Photon-counting computed tomography versus energy-integrating computed tomography for detection of small liver lesions: comparison using a virtual framework imaging

J Med Imaging (Bellingham). 2024 Sep;11(5):053502. doi: 10.1117/1.JMI.11.5.053502. Epub 2024 Oct 17.

Abstract

Purpose: Photon-counting computed tomography (PCCT) has the potential to provide superior image quality to energy-integrating CT (EICT). We objectively compare PCCT to EICT for liver lesion detection.

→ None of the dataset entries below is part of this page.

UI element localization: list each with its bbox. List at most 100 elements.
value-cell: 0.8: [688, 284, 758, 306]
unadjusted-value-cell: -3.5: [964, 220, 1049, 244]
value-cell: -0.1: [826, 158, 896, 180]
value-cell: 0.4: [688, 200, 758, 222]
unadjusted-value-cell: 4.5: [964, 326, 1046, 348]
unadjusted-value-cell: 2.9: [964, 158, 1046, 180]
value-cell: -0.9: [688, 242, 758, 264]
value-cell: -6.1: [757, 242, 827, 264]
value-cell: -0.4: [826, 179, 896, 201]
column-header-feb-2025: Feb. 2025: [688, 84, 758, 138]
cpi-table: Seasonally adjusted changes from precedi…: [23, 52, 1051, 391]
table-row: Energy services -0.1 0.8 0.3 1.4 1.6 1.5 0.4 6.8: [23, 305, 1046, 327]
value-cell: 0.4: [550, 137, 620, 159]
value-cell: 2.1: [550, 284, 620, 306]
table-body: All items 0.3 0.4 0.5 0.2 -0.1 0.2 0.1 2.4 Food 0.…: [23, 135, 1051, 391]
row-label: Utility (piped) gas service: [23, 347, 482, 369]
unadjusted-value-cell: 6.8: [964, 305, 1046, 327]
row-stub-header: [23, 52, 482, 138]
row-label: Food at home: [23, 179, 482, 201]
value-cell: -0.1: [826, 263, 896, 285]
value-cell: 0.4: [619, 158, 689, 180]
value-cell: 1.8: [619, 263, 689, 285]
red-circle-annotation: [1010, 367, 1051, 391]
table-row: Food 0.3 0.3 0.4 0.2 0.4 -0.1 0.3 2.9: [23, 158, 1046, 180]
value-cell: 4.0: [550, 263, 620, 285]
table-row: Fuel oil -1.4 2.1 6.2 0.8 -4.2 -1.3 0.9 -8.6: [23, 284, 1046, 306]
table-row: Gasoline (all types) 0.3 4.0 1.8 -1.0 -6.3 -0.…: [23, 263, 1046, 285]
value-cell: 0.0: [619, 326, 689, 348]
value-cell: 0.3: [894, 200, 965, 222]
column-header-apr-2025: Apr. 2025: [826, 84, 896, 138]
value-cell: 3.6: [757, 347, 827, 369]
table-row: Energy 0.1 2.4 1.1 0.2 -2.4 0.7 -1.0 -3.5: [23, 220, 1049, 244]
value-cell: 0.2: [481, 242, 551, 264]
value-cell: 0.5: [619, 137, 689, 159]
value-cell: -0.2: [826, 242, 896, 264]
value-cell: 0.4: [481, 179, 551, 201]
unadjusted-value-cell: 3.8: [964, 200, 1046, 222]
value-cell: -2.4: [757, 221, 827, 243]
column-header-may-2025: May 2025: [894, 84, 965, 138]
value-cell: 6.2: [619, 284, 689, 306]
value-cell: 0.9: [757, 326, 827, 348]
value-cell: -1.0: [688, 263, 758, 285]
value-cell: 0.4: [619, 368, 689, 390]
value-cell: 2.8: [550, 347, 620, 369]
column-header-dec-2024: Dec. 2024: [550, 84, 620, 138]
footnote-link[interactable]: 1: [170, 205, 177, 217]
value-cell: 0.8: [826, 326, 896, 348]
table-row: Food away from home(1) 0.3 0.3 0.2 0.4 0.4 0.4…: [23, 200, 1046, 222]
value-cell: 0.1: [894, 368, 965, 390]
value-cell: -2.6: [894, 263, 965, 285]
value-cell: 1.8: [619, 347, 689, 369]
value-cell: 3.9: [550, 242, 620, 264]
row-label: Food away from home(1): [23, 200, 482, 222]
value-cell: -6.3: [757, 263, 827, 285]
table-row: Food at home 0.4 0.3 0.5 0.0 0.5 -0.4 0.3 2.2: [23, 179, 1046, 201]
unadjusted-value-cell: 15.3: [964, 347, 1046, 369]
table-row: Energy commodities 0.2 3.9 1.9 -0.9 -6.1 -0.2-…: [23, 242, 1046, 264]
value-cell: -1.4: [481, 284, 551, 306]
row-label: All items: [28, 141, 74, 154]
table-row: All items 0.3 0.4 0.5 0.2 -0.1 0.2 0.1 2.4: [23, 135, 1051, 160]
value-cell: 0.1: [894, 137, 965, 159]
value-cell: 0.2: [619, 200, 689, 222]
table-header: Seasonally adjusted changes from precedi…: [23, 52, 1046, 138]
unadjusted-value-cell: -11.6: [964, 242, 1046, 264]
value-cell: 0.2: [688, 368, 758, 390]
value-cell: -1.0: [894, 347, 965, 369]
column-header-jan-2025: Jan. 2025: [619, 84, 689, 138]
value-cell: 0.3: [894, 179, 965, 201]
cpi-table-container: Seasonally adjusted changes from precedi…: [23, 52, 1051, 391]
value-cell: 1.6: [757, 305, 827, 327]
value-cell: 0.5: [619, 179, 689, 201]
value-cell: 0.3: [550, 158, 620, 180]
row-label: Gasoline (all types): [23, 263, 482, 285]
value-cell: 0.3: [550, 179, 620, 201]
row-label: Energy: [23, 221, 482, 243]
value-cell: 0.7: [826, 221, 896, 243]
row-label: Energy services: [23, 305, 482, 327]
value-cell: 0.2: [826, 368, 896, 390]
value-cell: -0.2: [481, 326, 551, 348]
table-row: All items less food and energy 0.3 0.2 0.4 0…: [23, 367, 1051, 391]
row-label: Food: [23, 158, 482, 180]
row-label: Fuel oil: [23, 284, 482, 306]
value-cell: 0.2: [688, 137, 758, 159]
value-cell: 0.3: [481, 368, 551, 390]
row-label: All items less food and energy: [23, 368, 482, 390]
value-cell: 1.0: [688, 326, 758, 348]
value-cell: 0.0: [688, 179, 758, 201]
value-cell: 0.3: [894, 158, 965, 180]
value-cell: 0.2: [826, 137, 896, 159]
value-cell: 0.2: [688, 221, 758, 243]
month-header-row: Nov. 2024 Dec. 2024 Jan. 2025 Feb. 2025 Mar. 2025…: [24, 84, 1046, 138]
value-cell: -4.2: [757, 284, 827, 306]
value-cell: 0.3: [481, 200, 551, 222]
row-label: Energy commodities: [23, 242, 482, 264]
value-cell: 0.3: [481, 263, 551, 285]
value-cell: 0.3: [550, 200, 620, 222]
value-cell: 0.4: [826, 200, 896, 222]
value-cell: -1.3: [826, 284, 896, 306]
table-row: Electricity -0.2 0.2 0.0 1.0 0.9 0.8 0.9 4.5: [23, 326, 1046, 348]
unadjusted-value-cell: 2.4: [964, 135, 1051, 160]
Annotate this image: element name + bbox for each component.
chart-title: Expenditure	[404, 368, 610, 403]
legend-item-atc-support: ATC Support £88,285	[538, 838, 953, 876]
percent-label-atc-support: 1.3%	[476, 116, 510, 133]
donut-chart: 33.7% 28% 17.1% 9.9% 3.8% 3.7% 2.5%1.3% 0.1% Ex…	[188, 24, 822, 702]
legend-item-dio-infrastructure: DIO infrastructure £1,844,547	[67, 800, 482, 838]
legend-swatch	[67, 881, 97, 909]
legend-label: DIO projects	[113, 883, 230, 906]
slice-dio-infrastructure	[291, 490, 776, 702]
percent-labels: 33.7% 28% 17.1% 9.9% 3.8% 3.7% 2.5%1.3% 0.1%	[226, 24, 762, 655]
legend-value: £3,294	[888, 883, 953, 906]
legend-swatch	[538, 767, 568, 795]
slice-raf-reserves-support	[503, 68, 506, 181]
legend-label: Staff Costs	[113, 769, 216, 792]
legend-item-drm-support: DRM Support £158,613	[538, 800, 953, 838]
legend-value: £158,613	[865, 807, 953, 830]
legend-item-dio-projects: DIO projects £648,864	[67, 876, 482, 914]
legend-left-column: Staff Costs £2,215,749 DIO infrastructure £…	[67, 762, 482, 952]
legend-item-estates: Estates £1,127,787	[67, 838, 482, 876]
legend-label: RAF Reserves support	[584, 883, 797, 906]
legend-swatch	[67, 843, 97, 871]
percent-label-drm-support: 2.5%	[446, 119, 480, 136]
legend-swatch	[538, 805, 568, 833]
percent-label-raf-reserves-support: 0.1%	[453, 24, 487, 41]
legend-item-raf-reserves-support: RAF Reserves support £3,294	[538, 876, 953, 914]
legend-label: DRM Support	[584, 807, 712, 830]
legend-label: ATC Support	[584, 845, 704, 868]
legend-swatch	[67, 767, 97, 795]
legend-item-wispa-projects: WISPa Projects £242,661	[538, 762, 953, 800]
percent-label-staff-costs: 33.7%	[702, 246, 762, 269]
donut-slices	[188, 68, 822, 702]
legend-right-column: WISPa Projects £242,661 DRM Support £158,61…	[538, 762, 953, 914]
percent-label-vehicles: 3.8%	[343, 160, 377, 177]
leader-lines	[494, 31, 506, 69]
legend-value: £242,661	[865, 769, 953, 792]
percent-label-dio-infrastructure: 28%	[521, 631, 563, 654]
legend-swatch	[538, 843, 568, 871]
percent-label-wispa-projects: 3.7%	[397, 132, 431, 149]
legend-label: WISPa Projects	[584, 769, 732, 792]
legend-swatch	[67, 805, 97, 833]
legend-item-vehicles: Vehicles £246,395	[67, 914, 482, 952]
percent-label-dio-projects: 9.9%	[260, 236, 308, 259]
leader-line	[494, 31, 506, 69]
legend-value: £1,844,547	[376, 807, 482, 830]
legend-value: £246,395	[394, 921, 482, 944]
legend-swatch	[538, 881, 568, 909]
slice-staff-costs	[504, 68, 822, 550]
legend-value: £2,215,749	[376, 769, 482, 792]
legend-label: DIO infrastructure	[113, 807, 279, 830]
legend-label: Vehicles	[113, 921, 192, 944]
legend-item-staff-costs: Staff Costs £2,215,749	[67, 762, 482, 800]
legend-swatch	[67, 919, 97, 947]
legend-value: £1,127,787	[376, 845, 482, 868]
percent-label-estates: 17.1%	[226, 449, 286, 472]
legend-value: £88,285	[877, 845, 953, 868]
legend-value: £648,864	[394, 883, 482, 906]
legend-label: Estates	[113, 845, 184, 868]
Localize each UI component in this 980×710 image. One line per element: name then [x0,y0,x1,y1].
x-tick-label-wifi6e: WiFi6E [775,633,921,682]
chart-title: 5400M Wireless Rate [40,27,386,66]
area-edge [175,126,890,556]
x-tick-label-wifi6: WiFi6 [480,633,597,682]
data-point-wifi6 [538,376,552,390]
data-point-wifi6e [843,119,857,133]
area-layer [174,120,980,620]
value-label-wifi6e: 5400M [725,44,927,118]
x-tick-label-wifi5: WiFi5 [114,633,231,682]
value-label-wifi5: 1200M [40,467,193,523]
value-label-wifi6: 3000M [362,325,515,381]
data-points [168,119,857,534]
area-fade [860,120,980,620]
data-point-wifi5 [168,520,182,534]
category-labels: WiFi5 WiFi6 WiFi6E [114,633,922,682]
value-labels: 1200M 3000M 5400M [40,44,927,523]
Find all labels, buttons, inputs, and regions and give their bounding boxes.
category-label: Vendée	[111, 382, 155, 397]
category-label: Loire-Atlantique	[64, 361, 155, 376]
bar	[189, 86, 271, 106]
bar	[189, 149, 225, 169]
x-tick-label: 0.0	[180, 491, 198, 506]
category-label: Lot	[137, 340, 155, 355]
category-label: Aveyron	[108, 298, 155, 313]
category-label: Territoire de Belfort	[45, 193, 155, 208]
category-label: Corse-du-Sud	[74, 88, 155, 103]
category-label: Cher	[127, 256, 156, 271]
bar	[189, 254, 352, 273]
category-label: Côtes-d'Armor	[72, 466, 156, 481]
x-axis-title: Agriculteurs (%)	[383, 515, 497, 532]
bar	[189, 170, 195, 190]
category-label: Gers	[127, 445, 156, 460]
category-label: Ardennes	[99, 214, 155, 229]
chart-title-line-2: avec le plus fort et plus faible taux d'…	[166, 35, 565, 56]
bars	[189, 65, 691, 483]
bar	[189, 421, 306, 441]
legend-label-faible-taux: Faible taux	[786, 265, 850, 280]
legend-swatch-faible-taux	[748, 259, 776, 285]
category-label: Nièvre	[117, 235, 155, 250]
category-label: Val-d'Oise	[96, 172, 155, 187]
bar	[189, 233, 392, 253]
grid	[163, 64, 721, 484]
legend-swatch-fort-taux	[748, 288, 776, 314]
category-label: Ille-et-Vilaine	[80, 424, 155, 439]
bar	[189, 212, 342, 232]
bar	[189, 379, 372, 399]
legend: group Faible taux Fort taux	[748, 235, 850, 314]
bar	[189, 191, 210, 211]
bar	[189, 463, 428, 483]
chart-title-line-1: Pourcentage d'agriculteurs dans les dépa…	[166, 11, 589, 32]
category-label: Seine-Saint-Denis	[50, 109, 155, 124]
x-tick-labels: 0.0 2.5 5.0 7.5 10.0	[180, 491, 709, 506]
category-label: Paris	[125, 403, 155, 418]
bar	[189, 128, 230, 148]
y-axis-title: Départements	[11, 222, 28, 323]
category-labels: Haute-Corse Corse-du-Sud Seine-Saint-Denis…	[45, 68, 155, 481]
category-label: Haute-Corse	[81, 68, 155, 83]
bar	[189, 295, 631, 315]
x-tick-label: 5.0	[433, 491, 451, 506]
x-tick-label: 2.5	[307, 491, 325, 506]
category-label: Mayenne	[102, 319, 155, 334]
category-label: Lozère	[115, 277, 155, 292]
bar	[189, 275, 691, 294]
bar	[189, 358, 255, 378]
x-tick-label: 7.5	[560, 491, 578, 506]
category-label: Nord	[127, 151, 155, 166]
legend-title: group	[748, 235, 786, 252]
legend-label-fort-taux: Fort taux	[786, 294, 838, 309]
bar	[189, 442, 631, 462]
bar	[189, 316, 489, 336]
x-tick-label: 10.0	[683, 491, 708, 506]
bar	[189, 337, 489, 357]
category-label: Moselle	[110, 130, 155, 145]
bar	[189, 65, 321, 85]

Approach: Fifty anthropomorphic, computational phantoms with inserted liver lesions were generated. Contrast-enhanced scans of each phantom were simulated at the portal venous phase. The acquisitions were done using DukeSim, a validated CT simulation platform. Scans were simulated at two dose levels ( CTDI vol 1.5 to 6.0 mGy) modeling PCCT (NAEOTOM Alpha, Siemens, Erlangen, Germany) and EICT (SOMATOM Flash, Siemens). Images were reconstructed with varying levels of kernel sharpness (soft, medium, sharp). To provide a quantitative estimate of image quality, the modulation transfer function (MTF), frequency at 50% of the MTF ( f 50 ), noise magnitude, contrast-to-noise ratio (CNR, per lesion), and detectability index ( d ' , per lesion) were measured.

Results: Across all studied conditions, the best detection performance, measured by d ' , was for PCCT images with the highest dose level and softest kernel. With soft kernel reconstruction, PCCT demonstrated improved lesion CNR and d ' compared with EICT, with a mean increase in CNR of 35.0% ( p < 0.001 ) and 21% ( p < 0.001 ) and a mean increase in d ' of 41.0% ( p < 0.001 ) and 23.3% ( p = 0.007 ) for the 1.5 and 6.0 mGy acquisitions, respectively. The improvements were greatest for larger phantoms, low-contrast lesions, and low-dose scans.

Conclusions: PCCT demonstrated objective improvement in liver lesion detection and image quality metrics compared with EICT. These advances may lead to earlier and more accurate liver lesion detection, thus improving patient care.

Keywords: in silico; liver lesions; photon-counting computed tomography; virtual trials.